There are 101 ethnic and caste groups in the country. At a time when ethnic sentiments are on the rise, the Maoists have added fuel to fire by declaring an ethnic front of the Khas community, the largest group comprising of Brahmins and Chhetris. This community makes up 40 per cent of the total population and if it opens a political front to 'preserve' its own interests, there will be further ethnic polarisation in the country.
Those who see the Khas community as politically and culturally dominant group fail to appreciate the fact that only limited section of this population enjoyed political clout in the past regimes. To be sure, the adoption of Nepali as an official language favored their academic and personal development. Undoubtedly, present ethnic movements in Nepal seeks to make up for the historical marginalisation of the minorities and preserve their religion, language and culture, in order to establish their distinct identity.
Ideologically, there might not be any room to doubt that Maoists want a united and inclusive Nepal. But the modality of state restructuring that they have proposed will ultimately lead to separatist tendencies because legal provisions will stand at odds with cultures and traditions that is proposed as the basis of ethnic states.

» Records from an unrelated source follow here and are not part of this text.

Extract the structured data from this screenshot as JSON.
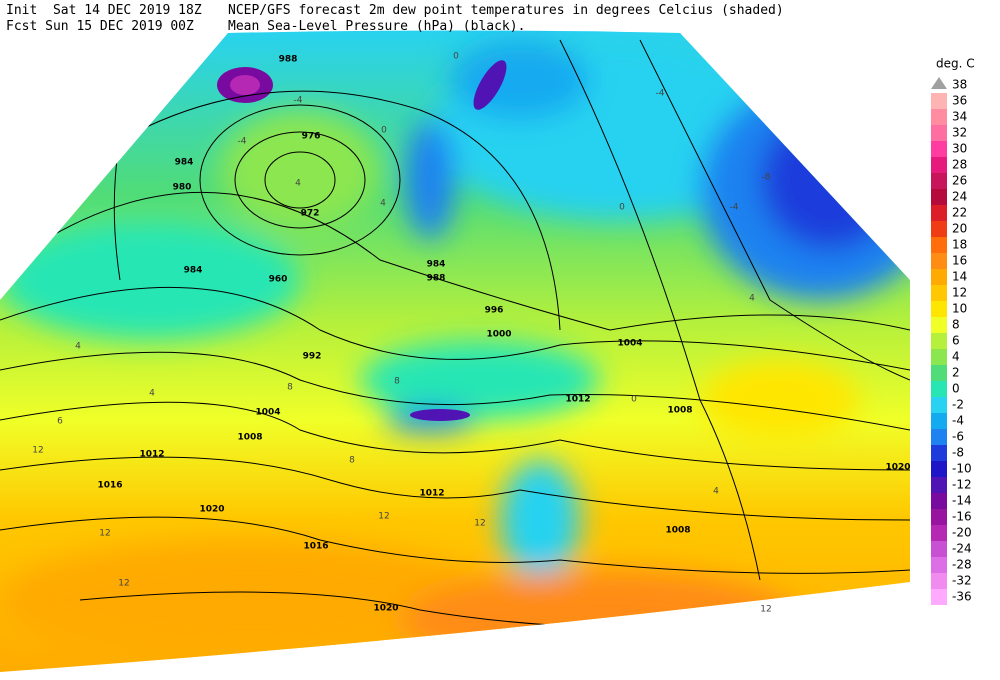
{
  "header": {
    "init": "Init  Sat 14 DEC 2019 18Z",
    "fcst": "Fcst Sun 15 DEC 2019 00Z",
    "title_1": "NCEP/GFS forecast 2m dew point temperatures in degrees Celcius (shaded)",
    "title_2": "Mean Sea-Level Pressure (hPa) (black)."
  },
  "legend": {
    "title": "deg. C",
    "levels": [
      38,
      36,
      34,
      32,
      30,
      28,
      26,
      24,
      22,
      20,
      18,
      16,
      14,
      12,
      10,
      8,
      6,
      4,
      2,
      0,
      -2,
      -4,
      -6,
      -8,
      -10,
      -12,
      -14,
      -16,
      -20,
      -24,
      -28,
      -32,
      -36
    ],
    "colors": [
      "#a0a0a0",
      "#ffb4b4",
      "#ff8ca0",
      "#ff6ea0",
      "#ff3ca0",
      "#e6197d",
      "#c8145a",
      "#b40a3c",
      "#dc1e28",
      "#f03c14",
      "#ff6e0a",
      "#ff8c14",
      "#ffaa00",
      "#ffc800",
      "#ffe600",
      "#f0ff28",
      "#b4f03c",
      "#8ce650",
      "#50dc78",
      "#28e6b4",
      "#28d2f0",
      "#14aaf0",
      "#1e82f0",
      "#1e3cdc",
      "#1e14c8",
      "#5014b4",
      "#780aa0",
      "#9614a0",
      "#b428b4",
      "#c850d2",
      "#dc6ee6",
      "#f08cf0",
      "#ffaaff"
    ]
  },
  "isobar_labels": [
    988,
    976,
    984,
    980,
    972,
    984,
    960,
    992,
    1004,
    1008,
    1012,
    1016,
    1020,
    1016,
    1020,
    1012,
    996,
    1000,
    1004,
    1012,
    1008,
    1020,
    1008,
    984,
    988
  ],
  "dewpoint_labels": [
    -4,
    0,
    4,
    -4,
    0,
    4,
    4,
    -4,
    -8,
    -4,
    0,
    4,
    8,
    12,
    12,
    12,
    4,
    8,
    0,
    4,
    12,
    12,
    4,
    12,
    8,
    6
  ]
}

But distinctiveness need not necessarily call for division. Unity, even in diversity has been the hallmark of Nepali society and it must be preserved. The most effective way of doing this is to adopt a multi-ethnic basis to federalism. Nepal can perhaps learn from experiences of countries like Ethiopia and Bosnia-Herzegovina. While we must appreciate the ethnic and cultural diversity of our land, there is no mistaking that if badly managed, it will lead to disintegration.